La glorification du paraître, de l’individu, à travers les réseaux sociaux ou les publicités retouchées par exemple, détournent notre attention du réel et lessivent totalement les esprits des plus jeunes.

Les guerres font rage à travers le monde entier et on ne sait jamais dans quel monde l’on va se réveiller demain.

La course au toujours plus, toujours plus vite nous fait courir après des choses dont on a pas vraiment besoin, passer des heures dans des jobs qui nous pressent jusqu’à la moelle. Les menaces viennent donc de plusieurs endroits, mais le capitalisme a gangrené tellement d’étages de notre système de fonctionnement mondial qu’il est un des grands responsables. J’espère le voir s’effondrer de mon vivant."

Vous vivez en Norvège depuis dix ans. Cette distance vous permet-elle de regarder la France autrement ? Quelles différences vous frappent le plus entre les deux pays sur les plans démocratique, social ou politique ?

Floriane Miny : "J’ai découvert que j’étais Française en quittant le pays. Avant, je ne n’avais pas vraiment de raison de m’interroger sur le sujet. En discutant avec des Norvégiens ou d’autres nationalités, je réalise le rayonnement de notre culture, la gastronomie, la mode ou la littérature. Ils savent où cela se situe et connaissent la capitale, souvent même quelques mots. Ce n’est pas le cas pour beaucoup de mes camarades immigré·es.

La Norvège est très différente tout en montrant des similitudes.
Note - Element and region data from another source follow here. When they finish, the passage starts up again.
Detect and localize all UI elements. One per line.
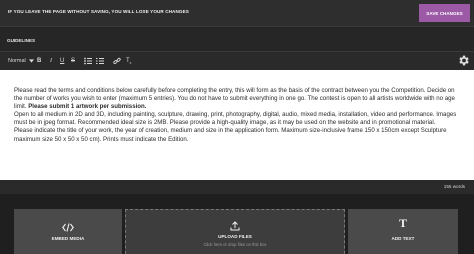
embed-media-label: EMBED MEDIA [51, 236, 85, 241]
strikethrough-icon[interactable]: S [71, 56, 75, 66]
format-select[interactable]: Normal [8, 56, 34, 66]
upload-hint: Click here or drop files on this box [203, 242, 267, 247]
link-icon[interactable] [113, 57, 121, 65]
add-block-area: EMBED MEDIA UPLOAD FILES Click here or d… [0, 194, 474, 254]
section-header: GUIDELINES [0, 26, 474, 51]
save-changes-button[interactable]: SAVE CHANGES [419, 4, 470, 22]
upload-files-label: UPLOAD FILES [218, 234, 252, 239]
paragraph-1: Please read the terms and conditions bel… [14, 87, 455, 111]
format-select-value: Normal [8, 58, 26, 64]
rich-text-editor[interactable]: Please read the terms and conditions bel… [0, 70, 474, 180]
word-count: 155 words [443, 184, 465, 189]
clear-format-icon[interactable]: Tx [126, 56, 131, 68]
bullet-list-icon[interactable] [84, 57, 92, 65]
paragraph-2: Open to all medium in 2D and 3D, includi… [14, 111, 457, 127]
chevron-down-icon [28, 59, 34, 63]
embed-media-button[interactable]: EMBED MEDIA [14, 209, 122, 254]
paragraph-3: Please indicate the title of your work, … [14, 127, 447, 143]
editor-page: IF YOU LEAVE THE PAGE WITHOUT SAVING, YO… [0, 0, 474, 254]
underline-icon[interactable]: U [60, 56, 64, 66]
upload-files-dropzone[interactable]: UPLOAD FILES Click here or drop files on… [125, 209, 345, 254]
section-title: GUIDELINES [7, 38, 36, 43]
add-text-button[interactable]: T ADD TEXT [348, 209, 458, 254]
add-text-label: ADD TEXT [391, 236, 415, 241]
guidelines-text: Please read the terms and conditions bel… [14, 87, 460, 144]
code-icon [62, 219, 74, 237]
text-icon: T [398, 216, 408, 230]
unsaved-warning-bar: IF YOU LEAVE THE PAGE WITHOUT SAVING, YO… [0, 0, 474, 26]
bold-instruction: Please submit 1 artwork per submission. [28, 103, 147, 111]
word-count-bar: 155 words [0, 180, 474, 194]
bold-icon[interactable]: B [37, 56, 41, 66]
unsaved-warning-text: IF YOU LEAVE THE PAGE WITHOUT SAVING, YO… [8, 9, 189, 14]
italic-icon[interactable]: I [50, 56, 52, 66]
numbered-list-icon[interactable] [96, 57, 104, 65]
editor-toolbar: Normal B I U S Tx [0, 51, 474, 70]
C’est un pays riche (son fonds souverain est le plus important au monde) qui s’étend sur des milliers de kilomètres avec une population de moins de 6 millions de personnes. Les problématiques ne sont donc pas les mêmes.

C’est une monarchie, même si la famille royale n’a pas de pouvoir politique. Elle a surtout fait parler d’elle dernièrement* pour les relations entre la princesse et Epstein, ou la condamnation de son fils pour violences et traffic à quatre ans de prison ferme (reconnu coupable de 34 chefs d’accusation sur 40). Peine qu’il effectue dans le manoir royal avec un bracelet électronique. On pense à Sarkozy, à Balkany et là, on retrouve les mêmes schémas."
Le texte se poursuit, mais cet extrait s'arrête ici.